Au début du roman de François Vallejo, le vieux baron de l’Aubépine des Perrières meurt enfin, son fils qu’il a toujours haï, peut s’installer au château. Il congédie tous les domestiques, ne gardant que Lambert, le garde-chasse et sa famille (sa femme Eugénie, sa fille Magdeleine, huit ans et le nouveau-né, Grégoire). Il amène avec lui son désagréable valet Cachan, qui ne fera pas de vieux os d’ailleurs, après que Lambert s’est plaint du harcèlement qu’il exerce envers Eugénie.
Les Lambert ne tardent pas à constater objectivement que leur nouveau maître est passablement dérangé, au moins instable. Il a des comportements étranges, tantôt dépressif, tantôt exalté. Sa grande affaire, ce sont les révolutions de 1848 qui l’attirent à Paris au point d’en oublier son domaine où les Lambert et les chiens meurent de faim. Puis c’est le terrible coup d’État de 1852 qui scandalise le baron aux idées républicaines. Drôles d’idées d’ailleurs selon Lambert, un baron qui ne veut pas qu’on lui obéisse, qui insiste pour qu’on lui tienne tête, qu’on se rebelle enfin contre l’autorité et l’ordre ancien. Le garde-chasse ne comprend pas bien ça, il est là pour servir, pas pour polémiquer. Mais enfin quand le baron se met à ramener des femmes au château, des femmes de rien, demi-mondaines sans doute, il commence à grommeler Lambert, surtout quand une certaine Berthe François semble s’installer à demeure et dévergonder Magdeleine, qui va sur ses seize ans. Mais avec Berthe, les soupçons de Lambert se confirment : monsieur le baron de l’Aubépine semble avoir des relations très étranges avec les femmes qu’il poursuit la nuit dans les couloirs du château, et qu’il force à lui raser le corps. Quand Berthe, quasi séquestrée, ne veut plus se plier aux jeux du baron, elle disparaît du jour au lendemain par une nuit bien sombre au son des grincements de la vieille charrette.
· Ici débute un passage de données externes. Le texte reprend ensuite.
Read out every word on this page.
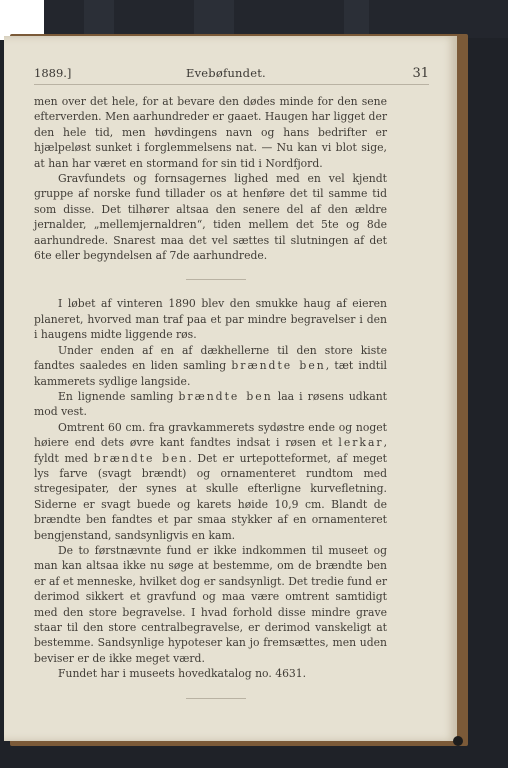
1889.]	Evebøfundet.	31

men over det hele, for at bevare den dødes minde for den sene efterverden. Men aarhundreder er gaaet. Haugen har ligget der den hele tid, men høvdingens navn og hans bedrifter er hjælpeløst sunket i forglemmelsens nat. — Nu kan vi blot sige, at han har været en stormand for sin tid i Nordfjord.

Gravfundets og fornsagernes lighed med en vel kjendt gruppe af norske fund tillader os at henføre det til samme tid som disse. Det tilhører altsaa den senere del af den ældre jernalder, „mellemjernaldren“, tiden mellem det 5te og 8de aarhundrede. Snarest maa det vel sættes til slutningen af det 6te eller begyndelsen af 7de aarhundrede.

I løbet af vinteren 1890 blev den smukke haug af eieren planeret, hvorved man traf paa et par mindre begravelser i den i haugens midte liggende røs.

Under enden af en af dækhellerne til den store kiste fandtes saaledes en liden samling brændte ben, tæt indtil kammerets sydlige langside.

En lignende samling brændte ben laa i røsens udkant mod vest.

Omtrent 60 cm. fra gravkammerets sydøstre ende og noget høiere end dets øvre kant fandtes indsat i røsen et lerkar, fyldt med brændte ben. Det er urtepotteformet, af meget lys farve (svagt brændt) og ornamenteret rundtom med stregesipater, der synes at skulle efterligne kurvefletning. Siderne er svagt buede og karets høide 10,9 cm. Blandt de brændte ben fandtes et par smaa stykker af en ornamenteret bengjenstand, sandsynligvis en kam.

De to førstnævnte fund er ikke indkommen til museet og man kan altsaa ikke nu søge at bestemme, om de brændte ben er af et menneske, hvilket dog er sandsynligt. Det tredie fund er derimod sikkert et gravfund og maa være omtrent samtidigt med den store begravelse. I hvad forhold disse mindre grave staar til den store centralbegravelse, er derimod vanskeligt at bestemme. Sandsynlige hypoteser kan jo fremsættes, men uden beviser er de ikke meget værd.

Fundet har i museets hovedkatalog no. 4631.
Plus le récit avance, et plus le lecteur de François Vallejo, comme Lambert, veut en savoir plus sur le baron : un tueur en série, un vampire, un loup-garou ou au moins, le fruit d’amours défendues entre sa défunte mère et une créature abominable (d’où la haine du baron son père) ? On ne saura jamais, et je dois dire que j’ai terminé ma lecture bien frustrée. Pourquoi tant de mystères autour du baron si c’est pour ne rien résoudre à la fin ?
La quatrième de couverture affirme de ce roman de François Vallejo : « Ouest, c’est l’histoire d’un huis clos où deux hommes se détruisent dans l’indifférence d’un paysage. » Mouais… L’affrontement entre le baron et son garde-chasse est certes au cœur de ce roman, mais c’est un affrontement de personnalités. Le garde-chasse est paradoxalement celui qui veut poursuivre les vieilles traditions ; il veut bien que ses enfants aillent à l’école, mais ce qu’il veut surtout c’est que son maître tienne son rang et dirige le domaine. Partant de là, ses réactions sont assez prévisibles, même si la meute dont il s’occupe, devenue inutile, entretient l’inquiétude du lecteur. C’est du baron républicain et dérangé que vient la surprise et donc un certain suspens (a-t-il dépecé Cachan et Berthe ? Va-t-il zigouiller Magdeleine et violer Grégoire, ou l’inverse ? Vont-ils tous se faire dévorer par les chiens ?), qui ne tient malheureusement pas ses promesses.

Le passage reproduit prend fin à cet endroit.